Las dos voces primeras:

—¡¡No ha...

—... blemos aassíí!!

La tercera voz:

—Pero no se callen; el silencio me da miedo, tengo miedo, se me figura que una mano alargada en la sombra va a cogerme por el cuello para estrangularme.

La segunda voz:

—¡Hable usted, qué caramba, cuéntenos cómo anda la ciudad, usted que fue el último que la vio; qué es de la gente, cómo está todo!... A ratos me imagino que la ciudad entera se ha quedado en tinieblas como nosotros, presa entre altísimas murallas, con las calles en el fango muerto de todos los inviernos. No sé si a ustedes les pasa lo mismo, pero al final del invierno yo sufría de pensar que el lodo se me iba a secar. A mí me da una maldita gana de comer cuando hablo de la ciudad, se me antojan manzanas de California...

La primera voz:

—¡Casi na-ranjas! ¡En cambio, yo sería feliz con una taza de té caliente!

La segunda voz:

—Y pensar que en la ciudad todo debe estar como si tal cosa, como si nada estuviera pasando, como si nosotros no estuviéramos aquí encerrados. El tranvía debe seguir andando. ¿Qué hora será a todo esto?

La primera voz:

—Más o menos...

La segunda voz:

—No tengo ni idea...

La primera voz:

—Más o menos deben ser las...

La tercera voz:

—¡Hablen, sigan hablando; no se callen, por lo que más quieran en el mundo; que el silencio me da miedo, tengo miedo, se me figura que una mano alargada en la sombra va a cogerme del cuello para estrangularme!

Y agregó con ahogo:

—No se lo quería decir, pero tengo miedo de que nos apaleen...

La primera voz:

—¡La boca se le tuerza! ¡Debe ser tan duro recibir un látigo!

La segunda voz:

—¡Hasta los nietos de los hijos de los que han sufrido látigos sentirán la afrenta!

La primera voz:

—¡Sólo pecados dice; mejor, cállese!

La segunda voz:

—Para los sacristanes todo es pecado...

La primera voz:

—¡Qué va! ¡Cabeza que le han metido!

La segunda voz:

—¡Digo que para los sacristanes todo es pecado en ojo ajeno!

La tercera voz:

—¡Hablen, sigan hablando; no se callen, por lo que más quieran en el mundo; que el silencio me da miedo, tengo miedo, se me figura que una mano alargada en la sombra va a cogernos del cuello para estrangulamos!

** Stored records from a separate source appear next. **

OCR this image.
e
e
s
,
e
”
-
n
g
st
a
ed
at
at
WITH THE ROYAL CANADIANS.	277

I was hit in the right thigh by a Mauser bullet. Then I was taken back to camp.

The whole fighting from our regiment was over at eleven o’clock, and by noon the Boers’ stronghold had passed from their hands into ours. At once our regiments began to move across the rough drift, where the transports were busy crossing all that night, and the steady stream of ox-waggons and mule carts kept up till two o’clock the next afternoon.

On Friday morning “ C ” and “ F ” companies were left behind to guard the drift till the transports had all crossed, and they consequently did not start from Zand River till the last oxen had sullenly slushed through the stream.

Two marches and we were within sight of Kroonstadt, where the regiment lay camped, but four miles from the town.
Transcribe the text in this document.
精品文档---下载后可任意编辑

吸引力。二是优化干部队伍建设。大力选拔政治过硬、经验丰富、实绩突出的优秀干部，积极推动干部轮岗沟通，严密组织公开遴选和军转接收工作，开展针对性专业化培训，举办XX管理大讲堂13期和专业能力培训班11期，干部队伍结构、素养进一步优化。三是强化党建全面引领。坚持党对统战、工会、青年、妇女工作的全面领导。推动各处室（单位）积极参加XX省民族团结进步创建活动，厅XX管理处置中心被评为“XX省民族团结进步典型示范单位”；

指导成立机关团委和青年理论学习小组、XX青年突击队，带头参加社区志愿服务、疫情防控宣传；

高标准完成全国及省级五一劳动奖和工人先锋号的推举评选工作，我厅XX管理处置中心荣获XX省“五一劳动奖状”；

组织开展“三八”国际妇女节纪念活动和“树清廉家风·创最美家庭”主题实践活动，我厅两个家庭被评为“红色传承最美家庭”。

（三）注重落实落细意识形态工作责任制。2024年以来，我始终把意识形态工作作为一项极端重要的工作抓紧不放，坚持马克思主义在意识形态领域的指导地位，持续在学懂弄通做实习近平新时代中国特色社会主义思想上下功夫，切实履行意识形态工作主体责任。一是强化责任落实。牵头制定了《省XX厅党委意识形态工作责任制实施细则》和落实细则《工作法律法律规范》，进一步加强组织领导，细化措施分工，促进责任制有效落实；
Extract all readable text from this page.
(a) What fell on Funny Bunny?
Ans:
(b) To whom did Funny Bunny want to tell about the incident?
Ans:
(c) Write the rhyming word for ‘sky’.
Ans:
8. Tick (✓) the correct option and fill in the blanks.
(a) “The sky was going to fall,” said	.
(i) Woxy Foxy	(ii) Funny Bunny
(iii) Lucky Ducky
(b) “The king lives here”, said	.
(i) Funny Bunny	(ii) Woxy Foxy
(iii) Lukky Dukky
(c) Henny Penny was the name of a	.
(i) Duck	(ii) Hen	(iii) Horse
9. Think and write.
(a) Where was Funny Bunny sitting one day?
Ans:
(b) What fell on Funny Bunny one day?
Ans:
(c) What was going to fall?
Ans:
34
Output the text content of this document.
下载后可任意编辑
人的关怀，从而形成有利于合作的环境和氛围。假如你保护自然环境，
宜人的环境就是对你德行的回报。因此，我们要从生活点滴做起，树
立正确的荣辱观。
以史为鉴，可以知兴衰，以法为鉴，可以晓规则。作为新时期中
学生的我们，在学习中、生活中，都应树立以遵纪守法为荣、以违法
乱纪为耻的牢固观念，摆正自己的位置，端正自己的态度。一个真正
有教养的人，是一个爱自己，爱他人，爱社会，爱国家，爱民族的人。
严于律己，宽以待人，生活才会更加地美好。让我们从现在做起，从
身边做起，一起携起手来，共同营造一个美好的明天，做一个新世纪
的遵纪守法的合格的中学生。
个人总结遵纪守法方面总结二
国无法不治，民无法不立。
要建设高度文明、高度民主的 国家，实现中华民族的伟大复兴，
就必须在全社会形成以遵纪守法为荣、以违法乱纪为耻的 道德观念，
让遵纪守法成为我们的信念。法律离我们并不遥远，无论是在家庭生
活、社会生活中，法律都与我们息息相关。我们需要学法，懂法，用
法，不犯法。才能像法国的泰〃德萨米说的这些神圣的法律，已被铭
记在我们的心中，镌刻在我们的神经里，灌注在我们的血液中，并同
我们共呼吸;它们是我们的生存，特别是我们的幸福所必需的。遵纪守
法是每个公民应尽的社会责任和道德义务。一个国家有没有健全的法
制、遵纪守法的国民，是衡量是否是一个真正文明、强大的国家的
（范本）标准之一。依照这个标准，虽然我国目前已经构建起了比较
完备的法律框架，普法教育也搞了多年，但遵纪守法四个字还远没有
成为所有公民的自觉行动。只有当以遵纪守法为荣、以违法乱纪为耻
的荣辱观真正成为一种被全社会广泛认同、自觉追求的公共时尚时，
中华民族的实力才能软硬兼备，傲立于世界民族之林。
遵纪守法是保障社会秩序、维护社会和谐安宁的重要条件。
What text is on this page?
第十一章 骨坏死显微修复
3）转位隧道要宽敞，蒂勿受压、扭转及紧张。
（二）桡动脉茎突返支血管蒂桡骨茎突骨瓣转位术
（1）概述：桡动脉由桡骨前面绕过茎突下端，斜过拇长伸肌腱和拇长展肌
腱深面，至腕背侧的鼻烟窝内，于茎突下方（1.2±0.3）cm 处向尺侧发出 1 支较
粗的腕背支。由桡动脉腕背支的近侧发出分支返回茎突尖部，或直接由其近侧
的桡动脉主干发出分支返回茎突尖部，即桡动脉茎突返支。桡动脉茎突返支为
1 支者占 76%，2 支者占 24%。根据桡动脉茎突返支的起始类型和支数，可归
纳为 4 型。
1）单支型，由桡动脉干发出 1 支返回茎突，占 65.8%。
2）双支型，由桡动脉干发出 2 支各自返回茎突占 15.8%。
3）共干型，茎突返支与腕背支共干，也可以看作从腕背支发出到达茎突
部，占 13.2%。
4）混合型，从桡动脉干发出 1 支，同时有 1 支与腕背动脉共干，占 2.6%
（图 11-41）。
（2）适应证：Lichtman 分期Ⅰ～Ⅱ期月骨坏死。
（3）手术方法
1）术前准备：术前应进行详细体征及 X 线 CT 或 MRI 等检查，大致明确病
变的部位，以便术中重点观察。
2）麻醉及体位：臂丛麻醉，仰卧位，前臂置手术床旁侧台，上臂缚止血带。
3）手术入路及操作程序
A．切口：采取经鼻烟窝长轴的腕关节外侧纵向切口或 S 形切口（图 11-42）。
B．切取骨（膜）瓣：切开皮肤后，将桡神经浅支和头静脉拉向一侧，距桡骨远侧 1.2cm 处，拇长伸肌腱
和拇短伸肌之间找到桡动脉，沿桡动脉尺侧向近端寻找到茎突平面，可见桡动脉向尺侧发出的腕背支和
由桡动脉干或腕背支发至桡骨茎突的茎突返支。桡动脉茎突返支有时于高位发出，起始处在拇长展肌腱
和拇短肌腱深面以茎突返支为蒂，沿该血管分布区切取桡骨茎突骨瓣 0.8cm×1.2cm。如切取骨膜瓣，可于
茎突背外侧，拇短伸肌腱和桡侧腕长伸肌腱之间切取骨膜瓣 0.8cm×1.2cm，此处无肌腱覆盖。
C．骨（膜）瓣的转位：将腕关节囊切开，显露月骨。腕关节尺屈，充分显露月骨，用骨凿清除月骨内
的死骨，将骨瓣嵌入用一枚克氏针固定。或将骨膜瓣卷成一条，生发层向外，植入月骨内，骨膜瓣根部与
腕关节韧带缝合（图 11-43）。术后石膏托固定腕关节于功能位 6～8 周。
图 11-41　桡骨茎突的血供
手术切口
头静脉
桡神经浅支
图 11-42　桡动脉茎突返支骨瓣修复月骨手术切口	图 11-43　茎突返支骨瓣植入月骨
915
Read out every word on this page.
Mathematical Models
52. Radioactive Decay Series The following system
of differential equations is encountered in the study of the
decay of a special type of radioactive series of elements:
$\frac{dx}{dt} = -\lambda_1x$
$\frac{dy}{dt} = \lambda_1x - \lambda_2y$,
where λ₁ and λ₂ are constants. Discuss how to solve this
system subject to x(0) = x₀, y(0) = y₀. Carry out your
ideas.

En la bartolina donde estuvieron los mendigos detenidos una noche seguían presos el estudiante y el sacristán, acompañados ahora del licenciado Carvajal.

—Mi captura —refería Carvajal— se llevó a cabo en condiciones muy graves para mí. La criada que salió a comprar el pan en la mañana regresó con la noticia de que la casa estaba rodeada de soldados. Entró a decírselo a mi mujer, mi mujer me lo dijo, pero yo no le di importancia, dando por de contado que sin duda se trataba de la captura de algún contrabando de aguardiente. Acabé de afeitarme, me bañé, me desayuné y me vestí para ir a felicitar al Presidente. ¡Mero catrín iba yo...! «¡Hola, colega; qué milagro!», dije al Auditor de Guerra, al cual encontré de gran uniforme en la puerta de mi casa. «¡Paso por usted —me respondió—, y apúrese, que ya es tardecito!» Di con él algunos pasos y como me preguntara si no sabía lo que hacían los soldados que rodeaban la manzana de mi casa, le contesté que no. «Pues entonces
yo se
lo voy a decir, mosquita muerta —me repuso—; vienen a capturarlo a usted.» Le miré a la cara y comprendí que no estaba bromeando. Un oficial me tomó del brazo en ese momento y en medio de una escolta, vestido de levita y chistera, dieron con mis huesos en esta bartolina.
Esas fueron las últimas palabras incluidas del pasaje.